Em segundo lugar, esta rede mundial não está sob controle de ninguém. Ao contrário: a principal característica da Internet é o caos e a possibilidade de estabelecer conexões aleatórias, provisórias e dinâmicas.

É evidente que há limites: Quem tem condições materiais de interagir através de computadores? Outro limite, nada desprezível, é que as atividades do mundo da informática não conseguem (ainda bem) substituir o restante da vida real. Mesmo assim é inegável o potencial de experiências alternativas que se abrem com a popularização da micro-informática e da rede mundial de computadores.

Internacionalização financeira

Dinheiro não tem pátria ou país. Ele se estabelece onde as possibilidades de acumulação e lucro são melhores. Atualmente, além de não reconhecer fronteiras, não se deixa controlar pelos Estados nacionais. A mundialização dos sistemas de informação permite que os grandes conglomerados financeiros invistam ou retirem seus capitais de qualquer parte do mundo em poucos segundos. Os limites geográficos ou políticos foram completamente removidos. Economistas calculam que as transações financeiras envolvem cerca de 5 bilhões de dólares por dia e que o volume de moeda disponível na ciranda da especulação financeira é de pelo menos 3 trilhões de dólares. Os números, por si, já sublinham a importância da internacionalização financeira.

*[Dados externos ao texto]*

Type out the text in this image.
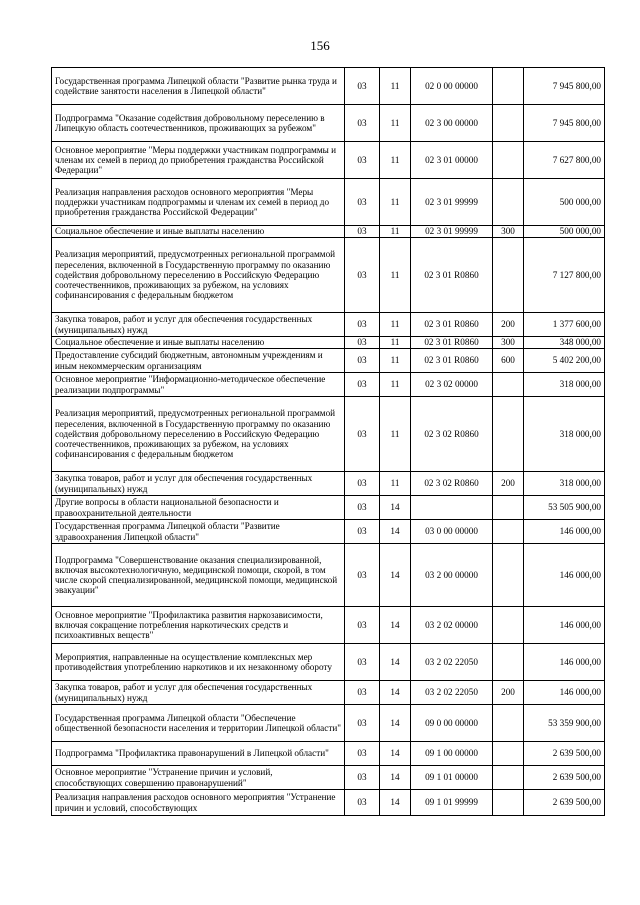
156
Государственная программа Липецкой области "Развитие рынка труда и содействие занятости населения в Липецкой области"	03	11	02 0 00 00000		7 945 800,00
Подпрограмма "Оказание содействия добровольному переселению в Липецкую область соотечественников, проживающих за рубежом"	03	11	02 3 00 00000		7 945 800,00
Основное мероприятие "Меры поддержки участникам подпрограммы и членам их семей в период до приобретения гражданства Российской Федерации"	03	11	02 3 01 00000		7 627 800,00
Реализация направления расходов основного мероприятия "Меры поддержки участникам подпрограммы и членам их семей в период до приобретения гражданства Российской Федерации"	03	11	02 3 01 99999		500 000,00
Социальное обеспечение и иные выплаты населению	03	11	02 3 01 99999	300	500 000,00
Реализация мероприятий, предусмотренных региональной программой переселения, включенной в Государственную программу по оказанию содействия добровольному переселению в Российскую Федерацию соотечественников, проживающих за рубежом, на условиях софинансирования с федеральным бюджетом	03	11	02 3 01 R0860		7 127 800,00
Закупка товаров, работ и услуг для обеспечения государственных (муниципальных) нужд	03	11	02 3 01 R0860	200	1 377 600,00
Социальное обеспечение и иные выплаты населению	03	11	02 3 01 R0860	300	348 000,00
Предоставление субсидий бюджетным, автономным учреждениям и иным некоммерческим организациям	03	11	02 3 01 R0860	600	5 402 200,00
Основное мероприятие "Информационно-методическое обеспечение реализации подпрограммы"	03	11	02 3 02 00000		318 000,00
Реализация мероприятий, предусмотренных региональной программой переселения, включенной в Государственную программу по оказанию содействия добровольному переселению в Российскую Федерацию соотечественников, проживающих за рубежом, на условиях софинансирования с федеральным бюджетом	03	11	02 3 02 R0860		318 000,00
Закупка товаров, работ и услуг для обеспечения государственных (муниципальных) нужд	03	11	02 3 02 R0860	200	318 000,00
Другие вопросы в области национальной безопасности и правоохранительной деятельности	03	14			53 505 900,00
Государственная программа Липецкой области "Развитие здравоохранения Липецкой области"	03	14	03 0 00 00000		146 000,00
Подпрограмма "Совершенствование оказания специализированной, включая высокотехнологичную, медицинской помощи, скорой, в том числе скорой специализированной, медицинской помощи, медицинской эвакуации"	03	14	03 2 00 00000		146 000,00
Основное мероприятие "Профилактика развития наркозависимости, включая сокращение потребления наркотических средств и психоактивных веществ"	03	14	03 2 02 00000		146 000,00
Мероприятия, направленные на осуществление комплексных мер противодействия употреблению наркотиков и их незаконному обороту	03	14	03 2 02 22050		146 000,00
Закупка товаров, работ и услуг для обеспечения государственных (муниципальных) нужд	03	14	03 2 02 22050	200	146 000,00
Государственная программа Липецкой области "Обеспечение общественной безопасности населения и территории Липецкой области"	03	14	09 0 00 00000		53 359 900,00
Подпрограмма "Профилактика правонарушений в Липецкой области"	03	14	09 1 00 00000		2 639 500,00
Основное мероприятие "Устранение причин и условий, способствующих совершению правонарушений"	03	14	09 1 01 00000		2 639 500,00
Реализация направления расходов основного мероприятия "Устранение причин и условий, способствующих	03	14	09 1 01 99999		2 639 500,00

Assim, a globalização é este conjunto de aspectos que redimensiona as relações humanas numa escala mundial sem precedentes.

Que consequências podemos ver em todo este processo?

Na era do mercado mundial, verificamos o aumento da exclusão social e da devastação do meio ambiente. A hegemonia do pensamento e das formas de organização social de caráter neoliberal condicionam nossa existência para a idolatria da propriedade privada, da acumulação de capital e do lucro a qualquer preço. É o que poderíamos chamar de razão cínica, onde a vida humana vale muito pouco e os valores sociais solidários são considerados utópicos ou ultrapassados. A era global é sobretudo a era dos extremos; nunca a humanidade dispôs de conquistas tecnológicas tão avançadas e em nenhuma outra época as diferenças sociais estiveram tão acirradas.

No campo social os esforços globalizantes do grande capital vêm aumentando a precariedade dos indicadores sociais em todo mundo. Neste final de século, constatamos o recrudescimento de uma forma de trabalho típica em séculos anteriores: a escravidão. Nos Estados Unidos, para não citarmos algum país empobrecido, milhares de imigrantes asiáticos ou latino-americanos estão expostos a esta forma de trabalho. A exploração de crianças precocemente transformadas em trabalhadores é outro indicador cada vez mais presente. No Brasil, e não somos exceção, centenas de milhares de crianças com idades entre 10 a 14 anos ou menos, se encontram expostas a extensas jornadas de trabalho com mais de 10 horas diárias em condições de insalubridade, perigo de vida ou grande esforço físico (trabalho em minas, garimpos, transporte de cargas, canaviais, fábricas que exigem manipulação de produtos químicos, plantações com emprego de agrotóxicos...). A prostituição infantil, e até mesmo o tráfico internacional de órgãos humanos (conduzidos em suas embalagens originais ou não), também vem ganhando destaque nestes tempos de globalização.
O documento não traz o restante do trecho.